Home > Archives (2006 on) > 2008 > June 07, 2008 > Importance of being Urs
It is a rather ominous commentary on Indira Gandhi’s political manoeuvrings that just at the time when she is going to be arraigned before the Special Courts for some of her Emergency misdeeds she should work up a confrontation with Devaraj Urs, who undoubtedly commands the most stable component of her ramshackle political outfit.
Even at the level of demagogy, the main slogan of her party today is only to condemn the setting up of the Special Courts—an issue on which it had found itself hopelessly isolated in Parliament—ignoring larger issues like protection of the minorities, price rise, concessions to the USA, the issues she had been waxing eloquent about only a few months ago. From a tribune for the indictment of the Janata Government’s lapses for which many beyond her supporters were looking up to her, Indira Gandhi has reduced herself to a thoroughly defensive posture—as could be seen from Sanjay Gandhi’s rowdy demonstration on May Day on the Special Courts issue, the poor turn-out at her much-publicised Ramlila rally on the same issue, her cold feet over the Thanjavur by-election nomination, and finally the shriekings that have been started by her pack as the skeletons are coming out of Yashpal Kapur’s cupboard over Lalit Narayan Mishra’s murder.
The point to note is that there is no question of Indira Gandhi abandoning her worthy son Sanjay. This is being underlined over and over again in the last five years of her public carrer. From political pundits to psycho-analysts many may try to find a clue to this mystery of the mother’s attachment to the son, but to a common observer, it boils down to a case of a political leader with a shady record of her own being not in a position to jettison any member of the mafia over which she presides. Not only Sanjay, but Dhawan, Yashpal Kapur, Dhirendra Brahmachari and all the other tough operators of the gang are protected by the God-mother.
This alone is the cause of her displeasure with Devaraj Urs. By any normal standard, a politician at bay can ill afford to annoy a strong and useful ally. Of all the States in which Indira Gandhi could claim to have a hold one year ago, Karnataka came first because of the firm support extended by him to her. Now, after a year, the point of no-return has almost come.
Here, too, the dispute in essence is over the role of Sanjay Gandhi. Devaraj Urs with his political astuteness always regarded Sanjay as a heavy political liability for Indira Gandhi and has never ceased to advise her against bringing him back into active politics. She has often hedged the issue, but there has never been any let-up in promoting her son. If today Devaraj Urs is on the warpath, there is good reason for it. Because, Indira Gandhi is now blatantly backing the toughs in the Karnataka Congress-I who owe allegiance to Sanjay, and are hell-bent on destabilising the Urs Ministry.

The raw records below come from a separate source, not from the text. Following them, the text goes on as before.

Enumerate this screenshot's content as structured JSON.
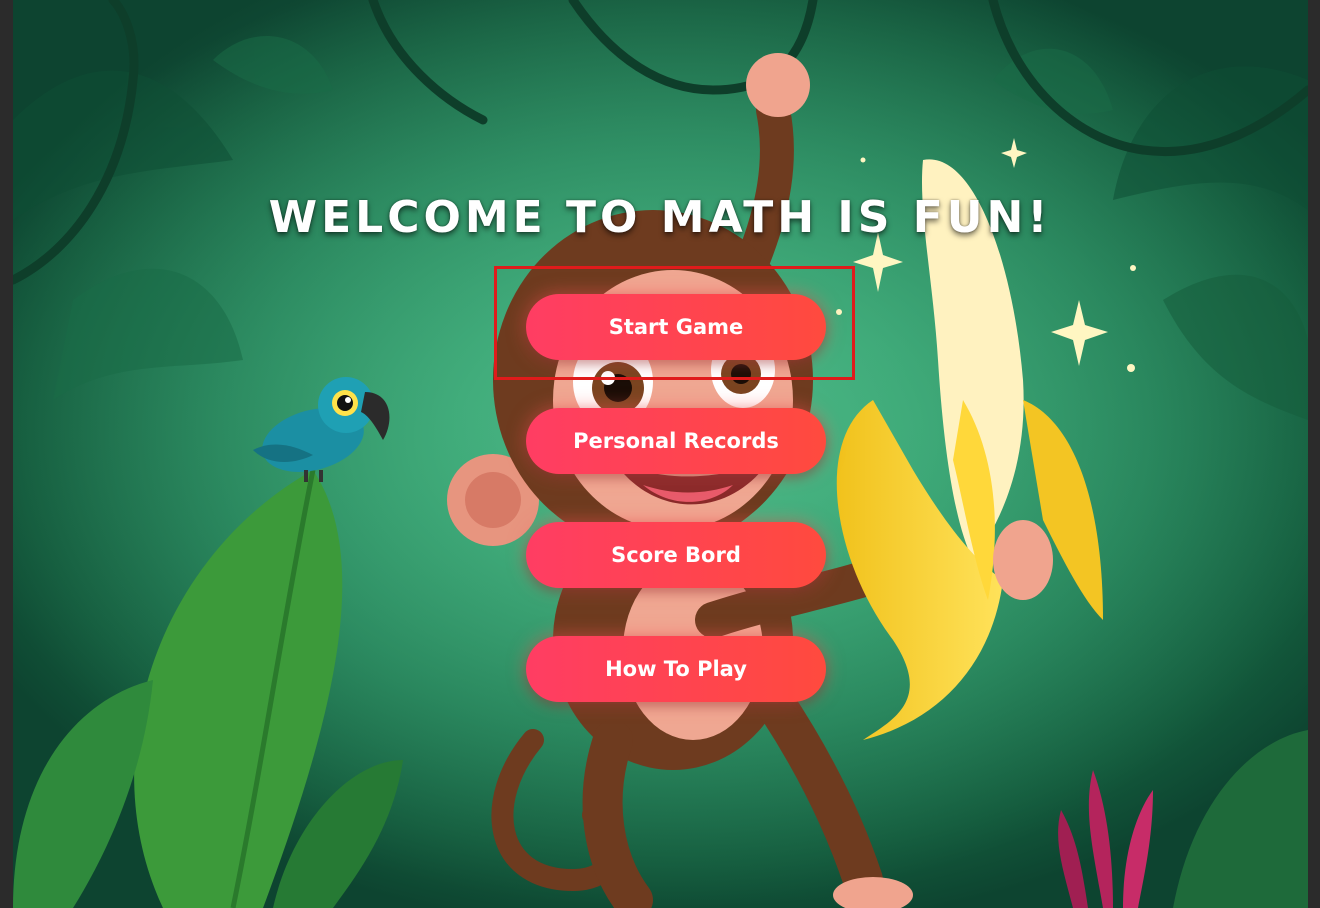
{
  "title": "WELCOME TO MATH IS FUN!",
  "menu": {
    "start_game": "Start Game",
    "personal_records": "Personal Records",
    "score_board": "Score Bord",
    "how_to_play": "How To Play"
  },
  "colors": {
    "button_gradient_start": "#ff3d63",
    "button_gradient_end": "#ff4a3e",
    "highlight": "#e01b1b",
    "jungle": "#2f9a69"
  },
  "illustration": {
    "characters": [
      "monkey-icon",
      "banana-icon",
      "parrot-icon"
    ],
    "decorations": [
      "vine-icon",
      "leaf-icon",
      "sparkle-icon",
      "flower-icon"
    ]
  }
}
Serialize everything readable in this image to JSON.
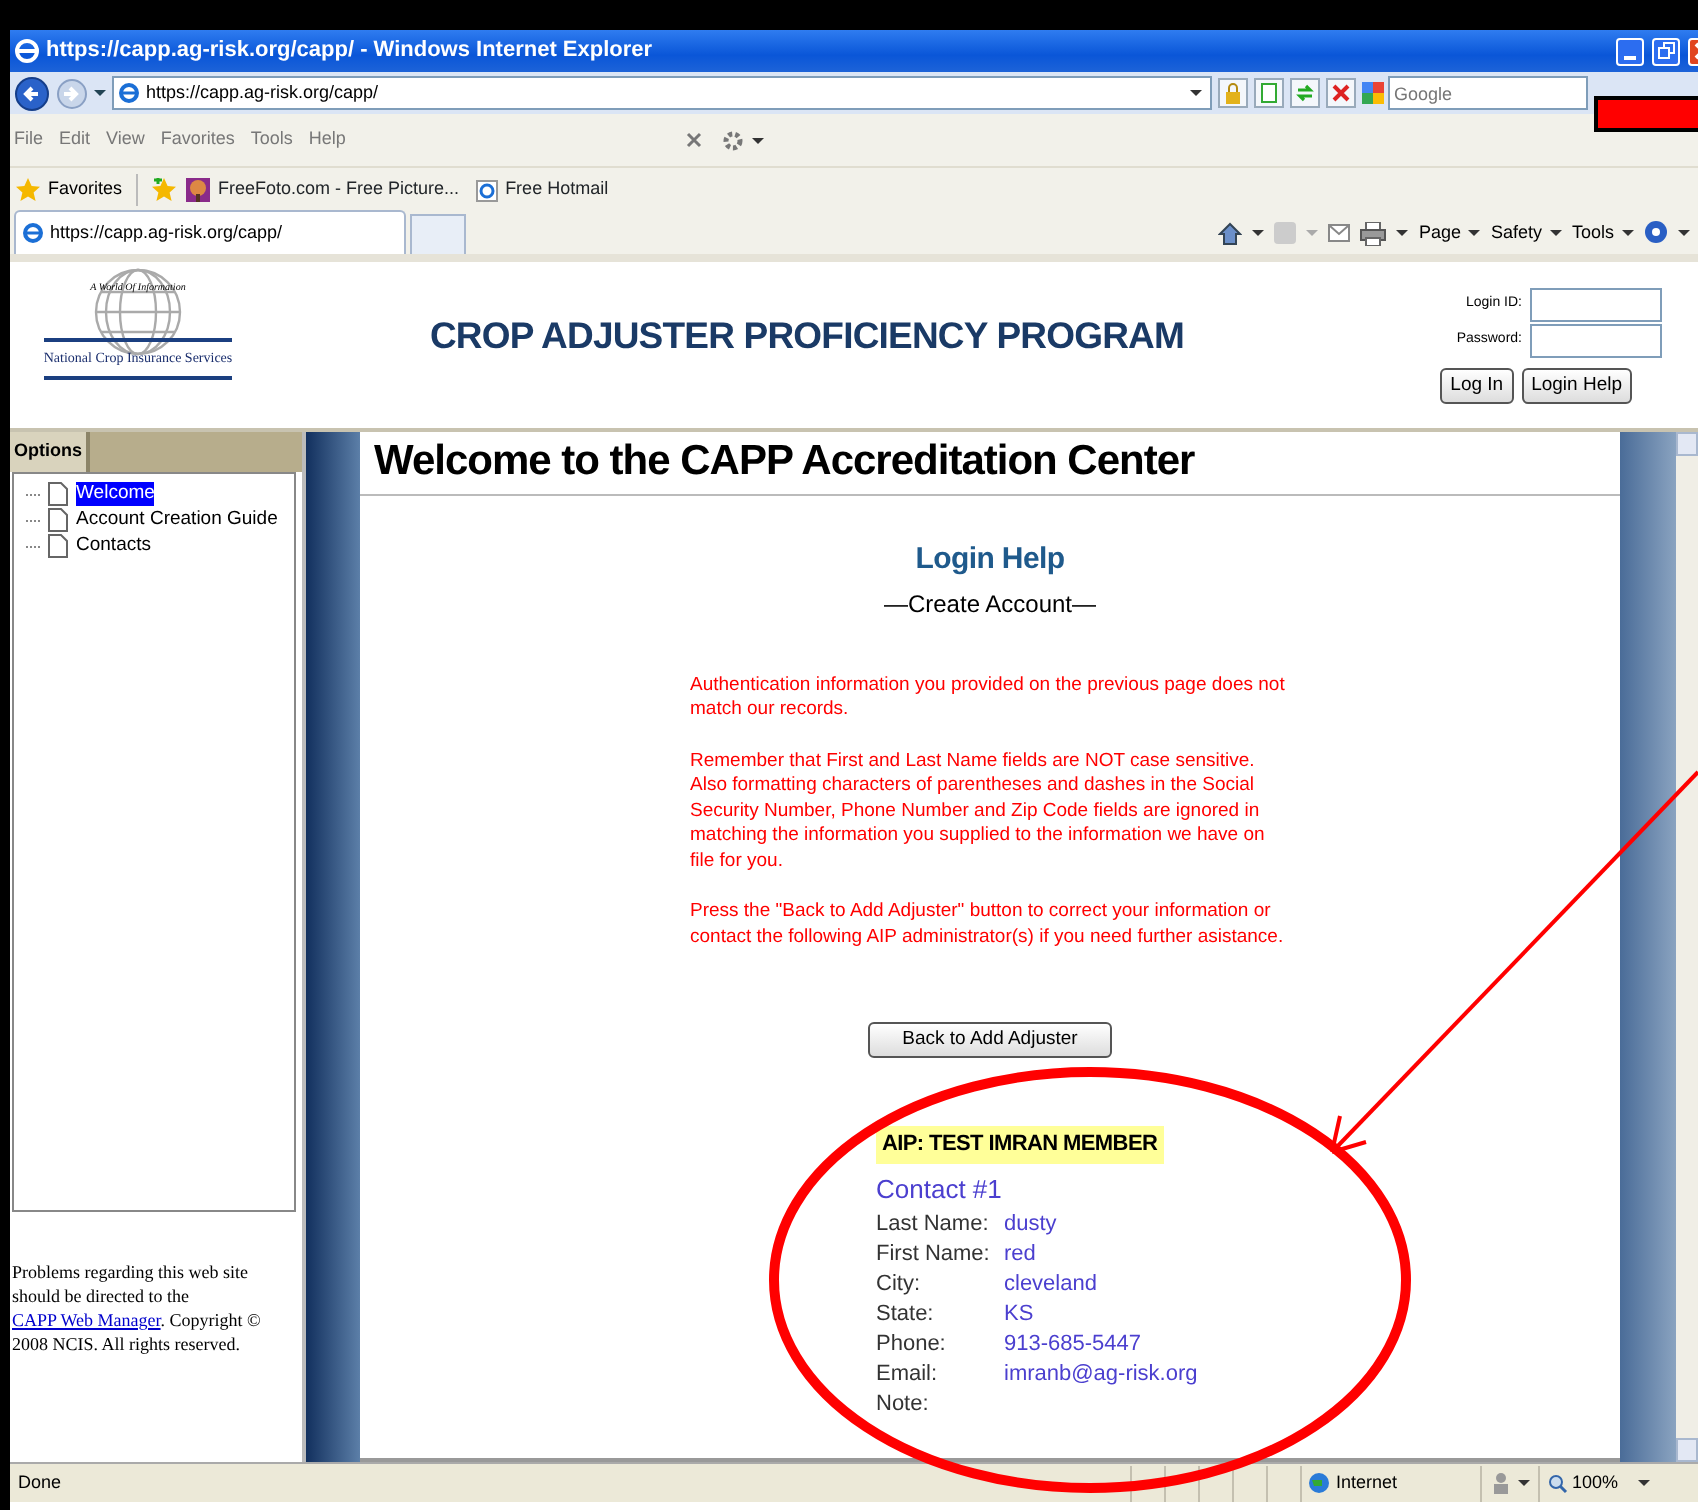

Indications at the time of writing these lines are that the parting of ways between Indira Gandhi and Devaraj Urs is not far off, whatever game of hide-and-seek the Indira Congress Working Committee may intend to play. In the event of a proposed move of some of her cronies to induct Sanjay into the AICC and ultimately into the Working Committee materialising, there is no doubt that Devaraj Urs will dissociate himself from such a Congress.
If and when Devraj Urs leaves her Congress, it will definitely be a clarion call for many others in the Indira Congress to leave her. This, in turn, may lead not only to a regrouping of all Congressmen but a much bigger alignment which may embrace a substantial section of the Janata Party. Whatever might be the disciplinary action threatened to be taken by the Janata big-wigs against Raj Narain, there is hot going to be any slackening of the crusade against the Jana Sangh-RSS by a powerful section of the Janata. If some of the inside reports are to be taken seriously, Morarji Desai’s award on the question of the so-called dual membership may not come as a relief for the Jana Sangh or the RSS leaders. There is little prospect of the Prime Minister dittoing whatever his Jana Sangh colleagues in the party and the government may be demanding.
Under such circumstances, it is not surprising that there is more than one Hot Line between Devaraj Urs and some of the leading figures in the Janata. And if Indira Gandhi’s Sanjay folly drives Devaraj Urs to take the plunge and organise a political formation of his own, there is little reason why he may not join hands with a section of the Janata to bring about a totally new configuration in today’s politics.
This possibility of the growing importance of Devaraj Urs may spell the doom for many other aspirants to Prime Ministership after Morarji Desai. Jagjivan Ram, for instance, may find that one more opportunist leap-frog in which he is engaged now, may not really pay.
It is sordid politics all over, but certainly not dull.